When do we believe something, someone?
I am interested in using our daily social and political propaganda as a beginning source to draw text, looking at speeches from varied authorities such as, Slavoj Žižek, Bono, David Lynch, Barack Obama or Helen Clark. In relation to this, as a starting point, I would like to deal with known or familiar movements these could be from folk, ritual or social dance. Do such movements(e.g. from war dances or wedding rituals)from the past still communicate something or still have relevance to us today?
I am aware that it is a rare opportunity to have a research-residency as part of such a diverse festival so my main interest in this residency is about the exchange between the artists involved and to find a relationship between my research and the workshops/projects that are on offer.
Anna MacRae (* 1977 in New Zealand), lives and works in Vienna, graduated with a diploma in Contemporary Dance and Choreography, in Auckland 1996. Anna has danced with New Zealand's most acclaimed choreographers such as Shona McCullagh, Michael Parmenter, and Douglas Wright and was a founding member of Curve Dance Collective.
As a 2001
danceWeb scholarship recipient, Anna came to Vienna for the ImPuls Tanz Festival and became a member of Cie. Willi Dorner with whom she toured pieces threeseconds, no credits, […], Hängende Gärten throughout Europe, to South and North America, South Africa and China.

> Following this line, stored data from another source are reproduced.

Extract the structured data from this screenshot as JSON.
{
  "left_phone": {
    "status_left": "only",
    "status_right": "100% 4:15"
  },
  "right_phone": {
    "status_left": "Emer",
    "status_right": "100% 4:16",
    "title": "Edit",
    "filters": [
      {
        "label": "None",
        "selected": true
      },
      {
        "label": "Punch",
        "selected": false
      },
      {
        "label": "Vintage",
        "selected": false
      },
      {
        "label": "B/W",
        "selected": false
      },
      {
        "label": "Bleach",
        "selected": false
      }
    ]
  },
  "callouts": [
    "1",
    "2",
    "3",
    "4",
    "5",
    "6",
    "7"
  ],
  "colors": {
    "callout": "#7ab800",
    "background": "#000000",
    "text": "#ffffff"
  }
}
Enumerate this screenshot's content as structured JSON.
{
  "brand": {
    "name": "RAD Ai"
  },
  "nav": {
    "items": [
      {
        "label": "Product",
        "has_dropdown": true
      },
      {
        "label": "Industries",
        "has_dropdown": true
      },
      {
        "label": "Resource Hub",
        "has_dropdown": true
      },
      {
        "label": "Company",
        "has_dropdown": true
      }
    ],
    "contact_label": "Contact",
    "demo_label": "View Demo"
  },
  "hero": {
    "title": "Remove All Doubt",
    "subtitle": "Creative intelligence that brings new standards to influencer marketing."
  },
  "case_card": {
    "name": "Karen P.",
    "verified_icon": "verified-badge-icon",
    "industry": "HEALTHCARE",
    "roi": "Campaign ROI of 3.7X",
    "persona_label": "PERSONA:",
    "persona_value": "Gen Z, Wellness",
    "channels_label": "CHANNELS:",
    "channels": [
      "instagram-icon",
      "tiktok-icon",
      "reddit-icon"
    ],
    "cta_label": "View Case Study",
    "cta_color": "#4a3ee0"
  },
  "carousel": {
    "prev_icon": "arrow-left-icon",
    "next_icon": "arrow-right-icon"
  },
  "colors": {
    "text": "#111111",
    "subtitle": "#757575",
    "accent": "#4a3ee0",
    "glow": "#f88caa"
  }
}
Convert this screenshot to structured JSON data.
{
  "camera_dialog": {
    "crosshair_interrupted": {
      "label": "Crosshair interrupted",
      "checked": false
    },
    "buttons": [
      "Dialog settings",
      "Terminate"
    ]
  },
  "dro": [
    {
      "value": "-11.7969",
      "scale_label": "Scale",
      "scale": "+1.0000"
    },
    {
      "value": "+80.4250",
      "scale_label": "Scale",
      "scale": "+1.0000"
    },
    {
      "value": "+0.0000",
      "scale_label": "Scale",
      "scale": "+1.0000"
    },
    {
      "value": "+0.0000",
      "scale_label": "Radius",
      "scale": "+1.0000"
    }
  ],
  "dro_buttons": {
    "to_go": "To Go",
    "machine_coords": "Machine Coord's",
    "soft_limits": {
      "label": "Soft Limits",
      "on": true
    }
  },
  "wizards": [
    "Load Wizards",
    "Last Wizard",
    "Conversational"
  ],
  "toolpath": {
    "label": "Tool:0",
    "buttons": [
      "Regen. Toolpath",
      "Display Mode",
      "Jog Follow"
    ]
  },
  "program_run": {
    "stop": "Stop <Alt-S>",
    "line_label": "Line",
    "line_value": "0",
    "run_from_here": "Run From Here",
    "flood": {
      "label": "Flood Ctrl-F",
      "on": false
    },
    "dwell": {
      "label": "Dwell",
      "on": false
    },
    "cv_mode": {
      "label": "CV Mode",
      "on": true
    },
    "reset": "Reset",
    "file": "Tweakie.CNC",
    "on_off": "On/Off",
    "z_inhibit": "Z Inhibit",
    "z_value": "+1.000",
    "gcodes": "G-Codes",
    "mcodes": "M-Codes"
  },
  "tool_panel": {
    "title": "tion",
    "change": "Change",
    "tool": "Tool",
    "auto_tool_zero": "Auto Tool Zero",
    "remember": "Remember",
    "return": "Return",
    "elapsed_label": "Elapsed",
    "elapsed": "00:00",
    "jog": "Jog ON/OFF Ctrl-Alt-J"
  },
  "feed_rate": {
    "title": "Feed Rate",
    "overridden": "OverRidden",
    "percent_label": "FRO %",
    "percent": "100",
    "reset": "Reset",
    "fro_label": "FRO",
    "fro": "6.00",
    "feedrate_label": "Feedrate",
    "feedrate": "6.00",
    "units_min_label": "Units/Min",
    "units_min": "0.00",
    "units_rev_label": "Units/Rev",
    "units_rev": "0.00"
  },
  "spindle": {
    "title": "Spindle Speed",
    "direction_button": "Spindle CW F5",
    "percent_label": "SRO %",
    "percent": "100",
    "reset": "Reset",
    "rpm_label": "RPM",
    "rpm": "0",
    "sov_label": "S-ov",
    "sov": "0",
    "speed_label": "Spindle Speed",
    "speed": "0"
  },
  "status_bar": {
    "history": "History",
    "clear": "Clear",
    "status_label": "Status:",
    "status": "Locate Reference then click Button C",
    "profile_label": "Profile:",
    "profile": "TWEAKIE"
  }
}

Beginning of 2005 Anna started working for Meg Stuart’s company Damaged Goods. She performed in Replacement and It’s not funny, for which she also had the role as choreographic assistant. From 2007 onwards she started working with French choreographer Boris Charmatz and performed in Quintette Cercle and Aatt Enen Tionon. She is also a regular contemporary dance teacher in Tanzquartier Wien, SEAD Salzburg, K3 Hamburg ao.
Anna’s own choreographic work continued with her solo work shock body premiered in March 06 in Festival imagetanz. It was shown also in festival Repérages in Lille, Szene Salzburg, Gasteig München, Volksbühne Berlin, festival Complicitats in Barcelona and at festival Inequilibrio in Castiglioncello. In 2008 she premiered her duet Survival of a Solo in Vienna after a series of research residencies, at buda Kortrijk, steptext dance project Bremen and Szene Salzburg ao.